Quando Pogačar è salito sul furgone sabato a Bilbao, un membro dello staff dell’UAE Team Emirates ha avvertito un giornalista che stava cercando di filmarlo. L’idea, ha insistito Rotunno, era semplicemente quella di rispettare la privacy di Pogačar piuttosto che tenere nascosta una tecnica di recupero all’avanguardia al pubblico. “Lo facciamo nel furgone solo per rispetto della privacy dei corridori, non stiamo cercando di nascondere nulla”, ha detto Rotunno. “Sono il più trasparente possibile in questo caso. È solo una questione di privacy. Onestamente, non vorrei sedermi seminudo in un bagno con le persone che mi guardano”.

Iñigo San Millán, responsabile delle prestazioni degli Emirati Arabi Uniti e originario di Vitoria, ha condiviso le parole di Rotunno, affermando che i benefici del bagno di ghiaccio di Pogačar erano tanto psicologici quanto fisici. “È più una questione mentale.
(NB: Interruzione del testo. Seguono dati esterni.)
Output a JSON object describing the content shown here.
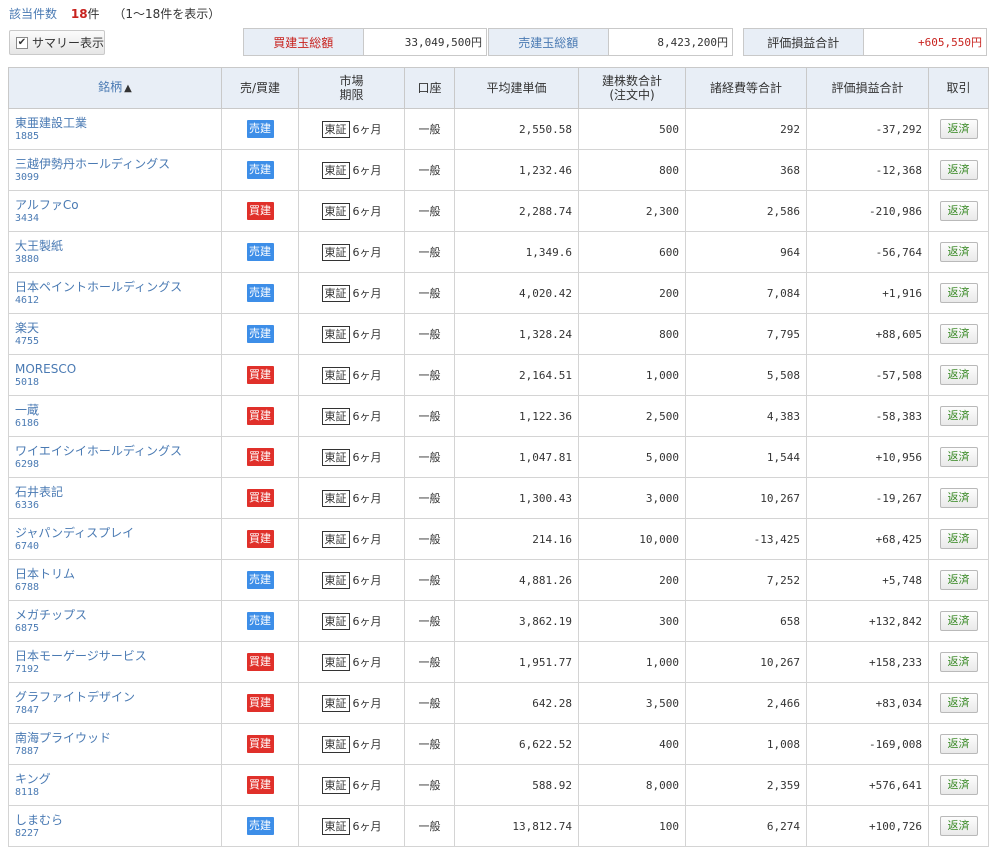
{
  "header": {
    "count_label": "該当件数",
    "count": "18",
    "count_unit": "件",
    "range": "（1〜18件を表示）"
  },
  "summary_toggle": {
    "label": "サマリー表示",
    "checked": true
  },
  "totals": [
    {
      "label": "買建玉総額",
      "value": "33,049,500円"
    },
    {
      "label": "売建玉総額",
      "value": "8,423,200円"
    },
    {
      "label": "評価損益合計",
      "value": "+605,550円"
    }
  ],
  "table": {
    "headers": {
      "name": "銘柄",
      "name_sort": "▲",
      "side": "売/買建",
      "market_l1": "市場",
      "market_l2": "期限",
      "account": "口座",
      "avg_price": "平均建単価",
      "qty_l1": "建株数合計",
      "qty_l2": "(注文中)",
      "fees": "諸経費等合計",
      "pl": "評価損益合計",
      "trade": "取引"
    },
    "rows": [
      {
        "name": "東亜建設工業",
        "code": "1885",
        "side": "売建",
        "market": "東証",
        "term": "6ヶ月",
        "account": "一般",
        "avg": "2,550.58",
        "qty": "500",
        "fees": "292",
        "pl": "-37,292",
        "action": "返済"
      },
      {
        "name": "三越伊勢丹ホールディングス",
        "code": "3099",
        "side": "売建",
        "market": "東証",
        "term": "6ヶ月",
        "account": "一般",
        "avg": "1,232.46",
        "qty": "800",
        "fees": "368",
        "pl": "-12,368",
        "action": "返済"
      },
      {
        "name": "アルファCo",
        "code": "3434",
        "side": "買建",
        "market": "東証",
        "term": "6ヶ月",
        "account": "一般",
        "avg": "2,288.74",
        "qty": "2,300",
        "fees": "2,586",
        "pl": "-210,986",
        "action": "返済"
      },
      {
        "name": "大王製紙",
        "code": "3880",
        "side": "売建",
        "market": "東証",
        "term": "6ヶ月",
        "account": "一般",
        "avg": "1,349.6",
        "qty": "600",
        "fees": "964",
        "pl": "-56,764",
        "action": "返済"
      },
      {
        "name": "日本ペイントホールディングス",
        "code": "4612",
        "side": "売建",
        "market": "東証",
        "term": "6ヶ月",
        "account": "一般",
        "avg": "4,020.42",
        "qty": "200",
        "fees": "7,084",
        "pl": "+1,916",
        "action": "返済"
      },
      {
        "name": "楽天",
        "code": "4755",
        "side": "売建",
        "market": "東証",
        "term": "6ヶ月",
        "account": "一般",
        "avg": "1,328.24",
        "qty": "800",
        "fees": "7,795",
        "pl": "+88,605",
        "action": "返済"
      },
      {
        "name": "MORESCO",
        "code": "5018",
        "side": "買建",
        "market": "東証",
        "term": "6ヶ月",
        "account": "一般",
        "avg": "2,164.51",
        "qty": "1,000",
        "fees": "5,508",
        "pl": "-57,508",
        "action": "返済"
      },
      {
        "name": "一蔵",
        "code": "6186",
        "side": "買建",
        "market": "東証",
        "term": "6ヶ月",
        "account": "一般",
        "avg": "1,122.36",
        "qty": "2,500",
        "fees": "4,383",
        "pl": "-58,383",
        "action": "返済"
      },
      {
        "name": "ワイエイシイホールディングス",
        "code": "6298",
        "side": "買建",
        "market": "東証",
        "term": "6ヶ月",
        "account": "一般",
        "avg": "1,047.81",
        "qty": "5,000",
        "fees": "1,544",
        "pl": "+10,956",
        "action": "返済"
      },
      {
        "name": "石井表記",
        "code": "6336",
        "side": "買建",
        "market": "東証",
        "term": "6ヶ月",
        "account": "一般",
        "avg": "1,300.43",
        "qty": "3,000",
        "fees": "10,267",
        "pl": "-19,267",
        "action": "返済"
      },
      {
        "name": "ジャパンディスプレイ",
        "code": "6740",
        "side": "買建",
        "market": "東証",
        "term": "6ヶ月",
        "account": "一般",
        "avg": "214.16",
        "qty": "10,000",
        "fees": "-13,425",
        "pl": "+68,425",
        "action": "返済"
      },
      {
        "name": "日本トリム",
        "code": "6788",
        "side": "売建",
        "market": "東証",
        "term": "6ヶ月",
        "account": "一般",
        "avg": "4,881.26",
        "qty": "200",
        "fees": "7,252",
        "pl": "+5,748",
        "action": "返済"
      },
      {
        "name": "メガチップス",
        "code": "6875",
        "side": "売建",
        "market": "東証",
        "term": "6ヶ月",
        "account": "一般",
        "avg": "3,862.19",
        "qty": "300",
        "fees": "658",
        "pl": "+132,842",
        "action": "返済"
      },
      {
        "name": "日本モーゲージサービス",
        "code": "7192",
        "side": "買建",
        "market": "東証",
        "term": "6ヶ月",
        "account": "一般",
        "avg": "1,951.77",
        "qty": "1,000",
        "fees": "10,267",
        "pl": "+158,233",
        "action": "返済"
      },
      {
        "name": "グラファイトデザイン",
        "code": "7847",
        "side": "買建",
        "market": "東証",
        "term": "6ヶ月",
        "account": "一般",
        "avg": "642.28",
        "qty": "3,500",
        "fees": "2,466",
        "pl": "+83,034",
        "action": "返済"
      },
      {
        "name": "南海プライウッド",
        "code": "7887",
        "side": "買建",
        "market": "東証",
        "term": "6ヶ月",
        "account": "一般",
        "avg": "6,622.52",
        "qty": "400",
        "fees": "1,008",
        "pl": "-169,008",
        "action": "返済"
      },
      {
        "name": "キング",
        "code": "8118",
        "side": "買建",
        "market": "東証",
        "term": "6ヶ月",
        "account": "一般",
        "avg": "588.92",
        "qty": "8,000",
        "fees": "2,359",
        "pl": "+576,641",
        "action": "返済"
      },
      {
        "name": "しまむら",
        "code": "8227",
        "side": "売建",
        "market": "東証",
        "term": "6ヶ月",
        "account": "一般",
        "avg": "13,812.74",
        "qty": "100",
        "fees": "6,274",
        "pl": "+100,726",
        "action": "返済"
      }
    ]
  },
  "colors": {
    "sell_badge": "#3d8ee8",
    "buy_badge": "#e0302a",
    "header_bg": "#e8eef6",
    "link": "#4a7ab3",
    "profit": "#d32a2a",
    "loss": "#2b3da8",
    "return_button_text": "#3a8a26"
  }
}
Dopo il traguardo, c’è la cerimonia del podio, e lui non ha tempo di fare una doccia fredda e rilassarsi, quindi questo è – boom – dentro e fuori”, ha detto San Millán. “È un guadagno marginale, ma non è niente di speciale. È solo un bagno di ghiaccio”.
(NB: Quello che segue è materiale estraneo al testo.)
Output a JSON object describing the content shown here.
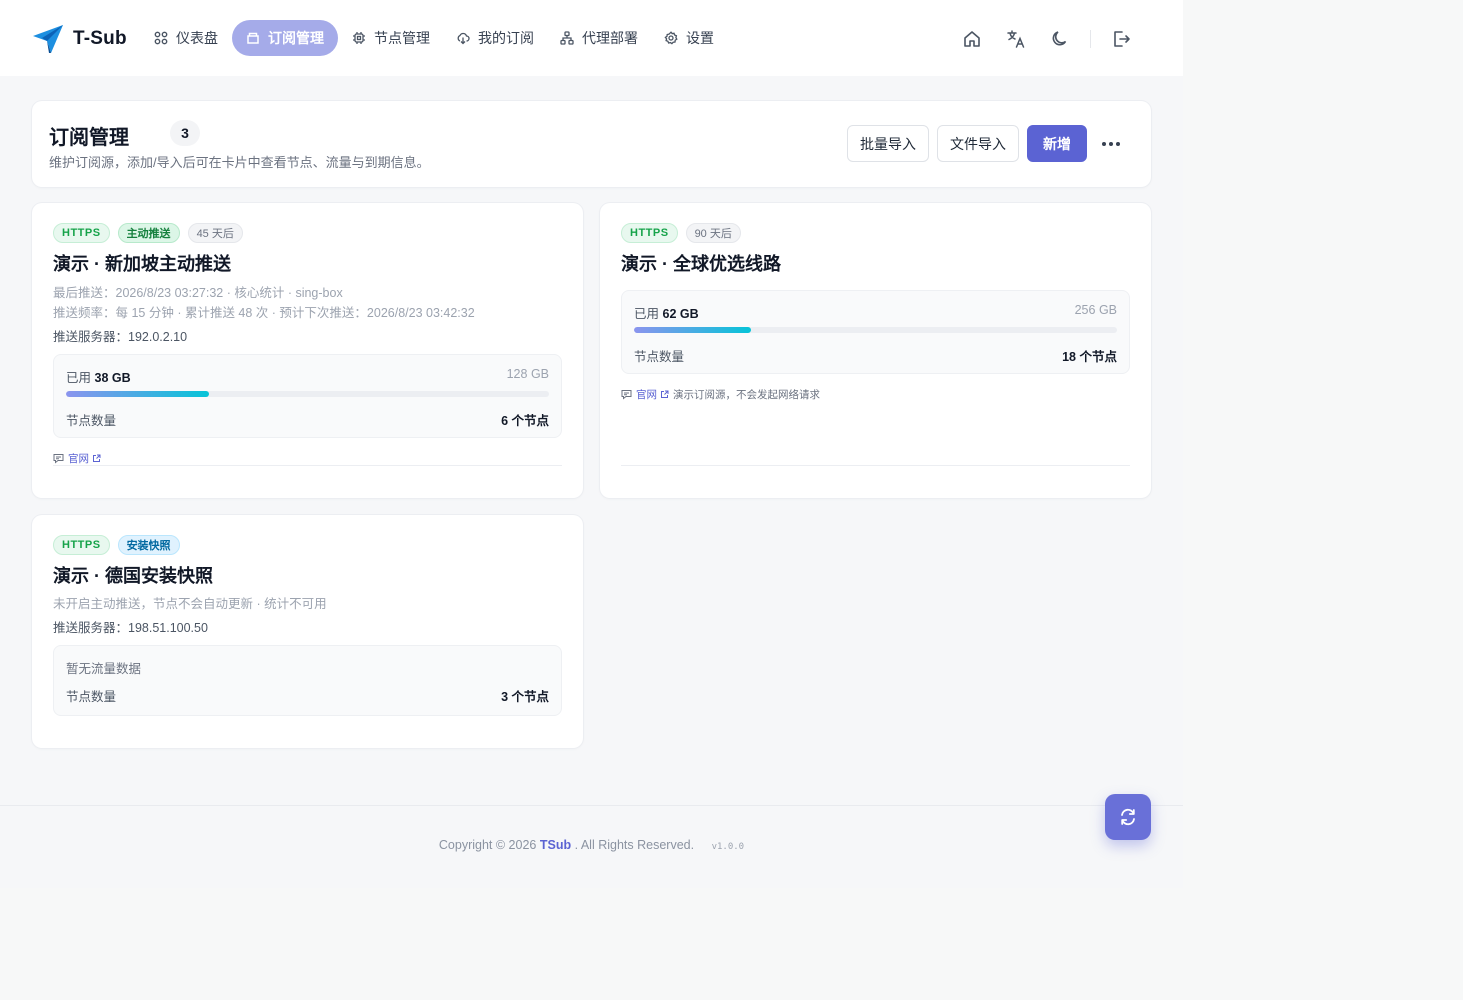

Intanto, il team manager Mauro Gianetti ha spiegato che è stato lo stesso Pogačar a chiedere il bagno di ghiaccio. Il due volte vincitore del Tour non ha mai nascosto la sua preferenza per le corse a temperature più fredde rispetto al caldo intenso di luglio. “Lo ha richiesto esplicitamente per tutte le tappe del Tour, ma se gli altri ciclisti della squadra vogliono utilizzarlo, non c’è problema”, ha detto Gianetti a BiciSport.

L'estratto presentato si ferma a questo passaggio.